Eight points to take into Chapter 102:

  1. Native language build tools collapse at monorepo scale. They are not hermetic, not shared, not incremental at the action level.
  2. Hermeticity is the foundation. Same inputs, same action, same output, on any machine. Everything else follows.
  3. Remote caching turns the dependency graph into a shared artifact. CI populates, developers consume.
  4. Content-hashed action keys, not mtimes. Correctness at the cost of slightly slower tree walks.
  5. Bazel, Pants, Buck2 are the polyglot options. Pick Pants for Python-heavy, Bazel for maximum ecosystem, Buck2 for speed.
  6. Nx and Turborepo are the JavaScript options. Cheap to adopt, most of the benefit, single language only.
  7. Cross-language builds are the Bazel-class use case. One dependency graph across Go, Python, TS, protobuf, containers.
  8. Go binaries in containers are always CGO=0, static, distroless. Memorize this rule; you will reach for it constantly.

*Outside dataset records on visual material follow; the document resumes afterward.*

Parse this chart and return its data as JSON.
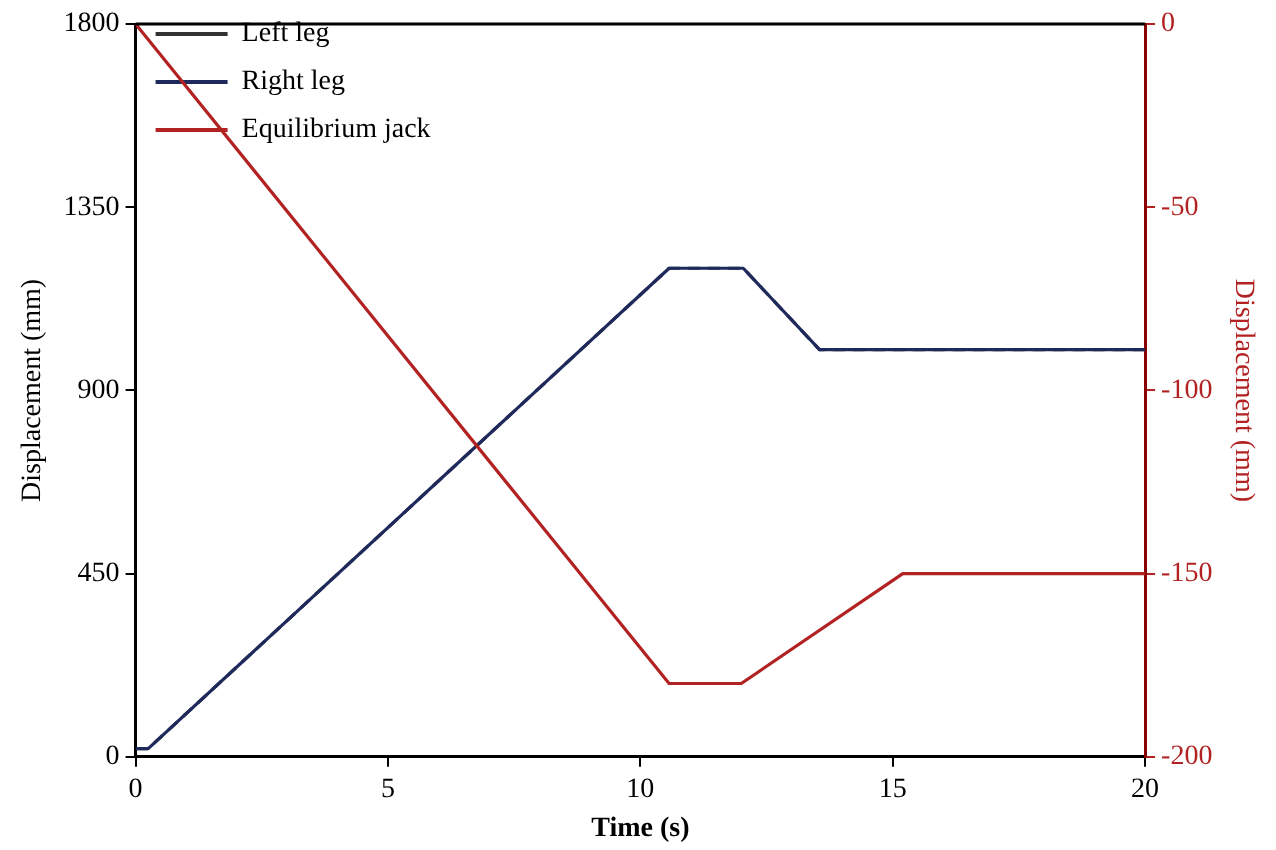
{
  "chart_data": {
    "type": "line",
    "xlabel": "Time (s)",
    "ylabel": "Displacement (mm)",
    "y2label": "Displacement (mm)",
    "xlim": [
      0,
      20
    ],
    "xticks": [
      0,
      5,
      10,
      15,
      20
    ],
    "ylim": [
      0,
      1800
    ],
    "yticks": [
      0,
      450,
      900,
      1350,
      1800
    ],
    "y2lim": [
      -200,
      0
    ],
    "y2ticks": [
      -200,
      -150,
      -100,
      -50,
      0
    ],
    "grid": false,
    "legend": "top left",
    "marker": "none",
    "series": [
      {
        "name": "Left leg",
        "color": "#333333",
        "line_style": "dashed",
        "x": [
          0,
          0.25,
          10.57,
          12.04,
          13.55,
          20
        ],
        "values": [
          20,
          20,
          1200,
          1200,
          1000,
          1000
        ]
      },
      {
        "name": "Right leg",
        "color": "#1f2a5c",
        "line_style": "solid",
        "x": [
          0,
          0.25,
          10.57,
          12.04,
          13.55,
          20
        ],
        "values": [
          20,
          20,
          1200,
          1200,
          1000,
          1000
        ]
      },
      {
        "name": "Equilibrium jack",
        "color": "#b22222",
        "line_style": "solid",
        "axis": "y2",
        "x": [
          0,
          10.57,
          12.0,
          15.2,
          20
        ],
        "values": [
          0,
          -180,
          -180,
          -150,
          -150
        ]
      }
    ]
  }
}
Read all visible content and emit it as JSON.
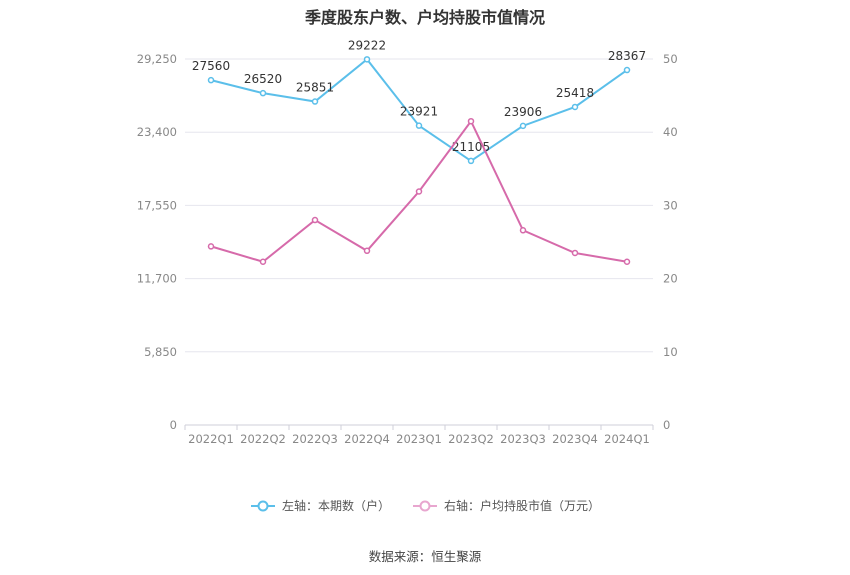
{
  "title": "季度股东户数、户均持股市值情况",
  "source": "数据来源：恒生聚源",
  "colors": {
    "left": "#5bbfea",
    "right": "#d66aaa",
    "grid": "#e6e6ee",
    "axis_text": "#888888",
    "label_text": "#333333"
  },
  "chart_data": {
    "type": "line",
    "categories": [
      "2022Q1",
      "2022Q2",
      "2022Q3",
      "2022Q4",
      "2023Q1",
      "2023Q2",
      "2023Q3",
      "2023Q4",
      "2024Q1"
    ],
    "series": [
      {
        "name": "左轴：本期数（户）",
        "axis": "left",
        "values": [
          27560,
          26520,
          25851,
          29222,
          23921,
          21105,
          23906,
          25418,
          28367
        ],
        "data_labels": true
      },
      {
        "name": "右轴：户均持股市值（万元）",
        "axis": "right",
        "values": [
          24.4,
          22.3,
          28.0,
          23.8,
          31.9,
          41.5,
          26.6,
          23.5,
          22.3
        ],
        "data_labels": false
      }
    ],
    "y_left": {
      "ticks": [
        "0",
        "5,850",
        "11,700",
        "17,550",
        "23,400",
        "29,250"
      ],
      "range": [
        0,
        29250
      ]
    },
    "y_right": {
      "ticks": [
        "0",
        "10",
        "20",
        "30",
        "40",
        "50"
      ],
      "range": [
        0,
        50
      ]
    },
    "grid": true,
    "legend_position": "bottom"
  }
}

In Chapter 102 the focus shifts from how the artifact is built to what the artifact actually is — the container image and the kernel primitives underneath it.


Read it yourself

  • Bazel documentation, especially the sections on “Build encyclopedia” and “Remote execution.” bazel.build/docs.
  • Pants v2 documentation, “Concepts” and “Remote caching.” pantsbuild.org.
  • Meta Engineering, Introducing Buck2, our open source build system (2023). Explains the design rationale and benchmarks vs Buck1.
  • Google’s Software Engineering at Google (Winters, Manshreck, Wright), chapter “Build Systems and Build Philosophy.” The Blaze/Bazel origin story.
  • Nrwl’s Effective Nx documentation on nx.dev, particularly the “Task pipeline configuration” section.
  • The rules_go and rules_oci Bazel rule repositories for concrete examples of Go builds producing OCI images.

Practice

  1. In a small Go monorepo (3-5 packages), time a full rebuild with go build ./... twice in a row. Why is the second one still slow? What part of the work is re-done unnecessarily?
  2. Write a BUILD.bazel file for a Go binary that depends on one internal library and one external module. Explain each field.
  3. Explain hermeticity to a skeptical engineer in two sentences. Give one concrete example of a non-hermetic build failure.
  4. A team has 15 engineers and a monorepo with 40 Python packages. Full pytest takes 8 minutes. Should they adopt Bazel? Argue both sides.
  5. Write a multi-stage Dockerfile that produces a CGO_ENABLED=0 static Go binary in a distroless/static image. Measure the final image size.
  6. Compute the cache hit rate needed for a remote cache to save more engineer-hours than it costs to operate, assuming a 10-engineer team, a 5-minute build, and a $500/month cache service. State your assumptions.
  7. Stretch: Set up a minimal BuildBuddy or NativeLink remote cache locally. Configure a Bazel workspace to use it. Run a clean build twice from two different directories; verify that the second run pulls actions from the cache instead of re-running them.